Un homme agonisant dans une chambre. Tout à côté, derrière la cloison, une femme est installée à un bureau, elle écrit. Ce bureau est celui d’Alexandre POUCHKINE, blessé à mort lors d’un duel en janvier 1837, et la femme qui écrit s’appelle Natalia GONTCHAROVA, elle est l’épouse du poète depuis 6 ans. POUCHKINE vient de provoquer un homme en duel, l’accusant de tourner autour de la belle Natalia, mais la balle de son adversaire a atteint l’écrivain au thorax, il lui reste quelques heures à vivre.

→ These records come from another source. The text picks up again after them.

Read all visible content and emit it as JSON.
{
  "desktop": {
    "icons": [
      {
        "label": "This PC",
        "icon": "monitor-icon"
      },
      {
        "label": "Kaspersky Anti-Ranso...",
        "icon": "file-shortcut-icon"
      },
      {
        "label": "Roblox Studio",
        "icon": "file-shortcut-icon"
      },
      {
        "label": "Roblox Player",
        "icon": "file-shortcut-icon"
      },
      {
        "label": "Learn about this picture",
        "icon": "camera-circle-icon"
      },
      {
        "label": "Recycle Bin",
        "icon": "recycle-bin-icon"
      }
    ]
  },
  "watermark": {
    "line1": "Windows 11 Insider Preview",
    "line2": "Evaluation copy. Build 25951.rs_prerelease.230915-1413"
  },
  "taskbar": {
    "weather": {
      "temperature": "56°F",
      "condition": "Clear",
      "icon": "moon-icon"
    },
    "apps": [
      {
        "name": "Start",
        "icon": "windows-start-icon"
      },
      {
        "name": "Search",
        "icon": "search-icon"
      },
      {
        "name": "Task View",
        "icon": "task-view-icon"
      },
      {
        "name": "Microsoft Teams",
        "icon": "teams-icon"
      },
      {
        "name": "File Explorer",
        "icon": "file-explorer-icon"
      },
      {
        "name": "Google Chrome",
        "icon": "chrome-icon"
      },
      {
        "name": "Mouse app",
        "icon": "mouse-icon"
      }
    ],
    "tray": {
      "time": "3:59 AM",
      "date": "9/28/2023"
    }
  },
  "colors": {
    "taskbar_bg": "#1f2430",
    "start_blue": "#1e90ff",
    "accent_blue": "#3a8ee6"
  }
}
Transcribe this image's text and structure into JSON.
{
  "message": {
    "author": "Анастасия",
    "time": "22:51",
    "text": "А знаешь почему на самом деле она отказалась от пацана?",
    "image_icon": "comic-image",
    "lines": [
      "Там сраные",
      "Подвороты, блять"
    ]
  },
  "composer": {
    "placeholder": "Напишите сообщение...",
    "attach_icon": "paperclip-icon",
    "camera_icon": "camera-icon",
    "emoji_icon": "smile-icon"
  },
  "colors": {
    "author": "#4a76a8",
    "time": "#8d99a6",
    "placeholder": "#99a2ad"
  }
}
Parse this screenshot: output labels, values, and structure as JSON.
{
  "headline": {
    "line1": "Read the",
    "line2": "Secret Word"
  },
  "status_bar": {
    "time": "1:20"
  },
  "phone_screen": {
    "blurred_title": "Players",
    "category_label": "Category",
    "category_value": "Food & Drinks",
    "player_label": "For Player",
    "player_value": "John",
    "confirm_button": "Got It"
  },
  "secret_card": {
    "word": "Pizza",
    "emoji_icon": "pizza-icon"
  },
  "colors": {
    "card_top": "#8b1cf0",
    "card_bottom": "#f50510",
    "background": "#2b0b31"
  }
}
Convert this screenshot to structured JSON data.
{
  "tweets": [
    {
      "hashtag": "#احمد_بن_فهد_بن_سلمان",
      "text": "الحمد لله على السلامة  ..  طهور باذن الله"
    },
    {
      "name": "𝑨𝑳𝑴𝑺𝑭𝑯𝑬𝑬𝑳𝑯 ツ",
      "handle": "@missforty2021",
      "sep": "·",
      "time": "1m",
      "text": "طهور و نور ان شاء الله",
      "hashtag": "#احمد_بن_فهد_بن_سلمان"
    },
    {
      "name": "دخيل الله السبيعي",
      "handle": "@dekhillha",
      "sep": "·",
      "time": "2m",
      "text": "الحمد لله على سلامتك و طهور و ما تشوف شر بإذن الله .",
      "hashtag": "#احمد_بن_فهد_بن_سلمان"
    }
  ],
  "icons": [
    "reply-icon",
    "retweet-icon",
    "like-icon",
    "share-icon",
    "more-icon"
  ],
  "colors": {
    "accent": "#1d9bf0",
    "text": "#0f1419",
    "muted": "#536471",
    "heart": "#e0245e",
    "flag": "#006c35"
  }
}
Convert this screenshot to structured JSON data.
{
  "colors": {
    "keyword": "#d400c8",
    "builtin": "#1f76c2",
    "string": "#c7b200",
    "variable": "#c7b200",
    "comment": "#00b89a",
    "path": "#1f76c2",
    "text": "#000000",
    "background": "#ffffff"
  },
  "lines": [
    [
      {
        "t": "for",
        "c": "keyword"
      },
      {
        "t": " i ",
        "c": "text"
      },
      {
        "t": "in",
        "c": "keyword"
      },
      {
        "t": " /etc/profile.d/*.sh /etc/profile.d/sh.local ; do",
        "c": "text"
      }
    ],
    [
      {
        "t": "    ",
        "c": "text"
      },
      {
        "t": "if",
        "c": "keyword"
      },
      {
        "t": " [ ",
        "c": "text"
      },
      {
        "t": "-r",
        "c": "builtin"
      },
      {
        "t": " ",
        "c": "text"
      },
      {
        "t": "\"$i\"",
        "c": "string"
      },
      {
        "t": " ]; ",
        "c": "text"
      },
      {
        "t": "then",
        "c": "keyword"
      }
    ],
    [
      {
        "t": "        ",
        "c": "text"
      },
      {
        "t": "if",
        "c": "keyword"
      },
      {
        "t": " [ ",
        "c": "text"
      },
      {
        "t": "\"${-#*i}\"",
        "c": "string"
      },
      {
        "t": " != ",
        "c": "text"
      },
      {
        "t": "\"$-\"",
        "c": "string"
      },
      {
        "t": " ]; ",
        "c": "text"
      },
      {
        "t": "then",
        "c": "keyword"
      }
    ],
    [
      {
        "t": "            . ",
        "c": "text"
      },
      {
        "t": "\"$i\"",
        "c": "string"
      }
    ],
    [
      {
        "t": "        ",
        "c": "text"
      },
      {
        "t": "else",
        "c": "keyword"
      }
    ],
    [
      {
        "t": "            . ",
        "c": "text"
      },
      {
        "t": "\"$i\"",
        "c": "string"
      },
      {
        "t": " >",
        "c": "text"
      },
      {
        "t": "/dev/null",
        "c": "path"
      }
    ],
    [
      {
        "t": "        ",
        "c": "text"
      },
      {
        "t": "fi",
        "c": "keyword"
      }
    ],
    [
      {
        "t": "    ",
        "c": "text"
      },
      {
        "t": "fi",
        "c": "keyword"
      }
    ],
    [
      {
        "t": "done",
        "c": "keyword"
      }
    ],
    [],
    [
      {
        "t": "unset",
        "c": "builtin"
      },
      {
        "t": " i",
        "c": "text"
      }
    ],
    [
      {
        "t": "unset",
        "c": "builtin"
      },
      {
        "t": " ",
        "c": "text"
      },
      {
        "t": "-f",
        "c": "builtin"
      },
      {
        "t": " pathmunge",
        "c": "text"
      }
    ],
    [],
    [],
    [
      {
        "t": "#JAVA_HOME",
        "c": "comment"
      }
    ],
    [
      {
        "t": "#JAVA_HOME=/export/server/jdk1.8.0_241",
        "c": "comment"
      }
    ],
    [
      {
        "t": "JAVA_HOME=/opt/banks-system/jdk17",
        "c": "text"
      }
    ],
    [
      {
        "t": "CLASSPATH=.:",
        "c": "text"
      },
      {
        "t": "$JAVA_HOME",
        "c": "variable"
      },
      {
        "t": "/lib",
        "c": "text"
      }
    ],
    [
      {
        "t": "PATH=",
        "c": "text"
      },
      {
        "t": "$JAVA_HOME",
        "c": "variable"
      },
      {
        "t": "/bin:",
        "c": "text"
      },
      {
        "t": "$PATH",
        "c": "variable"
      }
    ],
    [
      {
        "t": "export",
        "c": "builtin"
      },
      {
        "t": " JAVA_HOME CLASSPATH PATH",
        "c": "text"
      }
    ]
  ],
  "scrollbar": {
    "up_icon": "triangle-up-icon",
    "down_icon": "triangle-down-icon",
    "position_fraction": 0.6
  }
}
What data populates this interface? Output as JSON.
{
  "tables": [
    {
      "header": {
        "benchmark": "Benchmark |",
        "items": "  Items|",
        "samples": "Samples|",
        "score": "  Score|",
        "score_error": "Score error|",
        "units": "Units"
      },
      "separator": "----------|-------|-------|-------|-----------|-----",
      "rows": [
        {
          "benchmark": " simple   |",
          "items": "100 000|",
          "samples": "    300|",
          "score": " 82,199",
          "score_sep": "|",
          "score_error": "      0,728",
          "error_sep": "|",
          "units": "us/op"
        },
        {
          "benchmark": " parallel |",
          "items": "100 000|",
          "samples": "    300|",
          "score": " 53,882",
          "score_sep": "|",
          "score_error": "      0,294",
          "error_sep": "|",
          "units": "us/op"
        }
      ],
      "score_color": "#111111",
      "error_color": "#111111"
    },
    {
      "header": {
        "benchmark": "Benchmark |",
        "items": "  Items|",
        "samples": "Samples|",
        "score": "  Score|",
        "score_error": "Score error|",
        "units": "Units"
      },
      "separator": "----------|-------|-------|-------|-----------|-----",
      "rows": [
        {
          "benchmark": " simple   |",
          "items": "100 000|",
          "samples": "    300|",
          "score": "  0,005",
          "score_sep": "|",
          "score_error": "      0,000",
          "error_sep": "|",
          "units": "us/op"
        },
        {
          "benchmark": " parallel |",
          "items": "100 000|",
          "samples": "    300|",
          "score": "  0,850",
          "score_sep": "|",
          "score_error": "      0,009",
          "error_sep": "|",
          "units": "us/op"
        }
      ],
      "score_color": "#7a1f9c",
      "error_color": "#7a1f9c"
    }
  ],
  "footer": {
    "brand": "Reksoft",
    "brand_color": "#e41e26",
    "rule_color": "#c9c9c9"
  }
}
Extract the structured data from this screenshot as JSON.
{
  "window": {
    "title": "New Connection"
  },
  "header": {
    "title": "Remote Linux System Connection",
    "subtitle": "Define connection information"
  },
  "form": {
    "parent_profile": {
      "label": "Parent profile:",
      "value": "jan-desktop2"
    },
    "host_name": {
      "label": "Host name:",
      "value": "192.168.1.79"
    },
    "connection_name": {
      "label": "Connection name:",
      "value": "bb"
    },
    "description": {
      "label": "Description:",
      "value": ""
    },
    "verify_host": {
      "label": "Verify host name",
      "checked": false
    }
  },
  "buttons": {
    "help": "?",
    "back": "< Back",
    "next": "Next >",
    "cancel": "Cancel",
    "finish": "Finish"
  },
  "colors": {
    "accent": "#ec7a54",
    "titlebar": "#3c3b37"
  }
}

La lettre rédigée ici est sortie de l’imagination de Cathie BARREAU, elle est celle d’une femme délaissée, abandonnée. Natalia GONTCHAROVA a certes aimé POUCHKINE, mais le poète russe adulé par tout un peuple fut parfois un piètre compagnon : noceur, joueur, égoïste, attiré par les femmes mais pourtant possessif et même autoritaire voire vicieux.
Pendant que POUCHKINE vit ses derniers instants, l’autrice imagine donc sa femme Natalia vidant un sac devenu trop lourd à porter, se délestant de reproches toujours tus jusque là. Les gémissements de douleur de son mari, son aîné de 12 ans, viennent s’ériger à la place de ceux qu’il n’a jamais poussés lors de l’acte d’amour. Devant cette aridité, Natalia fut attirée par un certain Georges D’ANTHÈS, un officier français. Des rumeurs ont couru sur une éventuelle liaison amoureuse.
Cathie BARREAU ne revient sur cet épisode que brièvement, par petites touches, se focalisant sur le ressenti d’une femme pour son mari expirant. Jamais le poète n’apparaît, c’est toujours sous le trait de l’homme privé, de l’époux presque anonyme qu’il est montré. « Alexandre, tu vas mourir et nous ne nous rencontrerons jamais ». Au-delà de ce monologue inventé, c’est bien la condition des femmes que Cathie BARREAU tient à mettre en exergue : ces femmes réduites au rôle de femelle domestique et soumise à un époux.
Ce long et superbe poème en prose d’une soixantaine de pages est ambivalent : si l’autrice se coule dans le personnage de Natalia, c’est pour mieux en déborder et universaliser son propos. Texte flirtant beaucoup avec l’érotisme, le sens charnel, il en reste pourtant délicat sans jamais trop en montrer. « Que rien de grand ne m’arrivât avec toi, cela ne m’inquiétait pas le moins du monde. Je souriais souvent en m’endormant. Mon corps inexpérimenté savait tout. Il reposait avec douceur et prévoyait le meilleur un jour ; je ne pouvais envisager à quel moment, mais j’avais foi en l’avenir et me savais tout prête à vivre. Il ne me manquait qu’une chose : la liberté ».
Cathie BARREAU envoie des piques, fait de Natalia l’expéditrice, mais ne nous y trompons pas, derrière ces phrases polies par la plume de Natalia, c’est bien Cathie BARREAU qui s’exprime : « Mais il arrive souvent que, tous, je vous haïsse, vos grandeurs et vos mépris, vos lourdeurs et vos dénis. Quand vous courez vers le Caucase, bottés et harnachés de prétention et de douleur cachée, exaltés par vos voix d’hommes brutaux, avides de vivre aussi près de la mort que possible alors que vous ne savez rien de la vie, jouissant des tourments que vous allez infliger à vos soi-disant ennemis mais aussi à vos compagnons de guerre, petits fantassins d’une armée que vous dirigez, persuadés que vous êtes immortels, pauvres hommes bourreaux, convaincus que la justice et la gloire sont de votre côté, ensanglantés de vos bassesses inavouées, je sais que des siècles ne suffiront pas à vous faire entendre que rien ne sert de tenter de régler ses insatisfactions dans la guerre. Le Caucase, ses plaines et ses montagnes, ses peuples, mourront sans cesse sous les coups de vos masculines rancoeurs ».
Ce texte à la fois offensif et plein de doigté féministe vient de paraître aux éditions L’œil ébloui, maison d’édition indépendante depuis 2013 et basée à Nantes, forte d’une vingtaine de titres. Celui de Cathie BARREAU était initialement sorti en 2006 chez Laurence Teper. Il est ici réédité avec des aquarelles florales de Patricia CARTEREAU ainsi qu’une brillante postface de Françoise NICOL. S’il est un document à charge contre POUCHKINE, il montre d’un doigt plein de finesse l’avidité des hommes.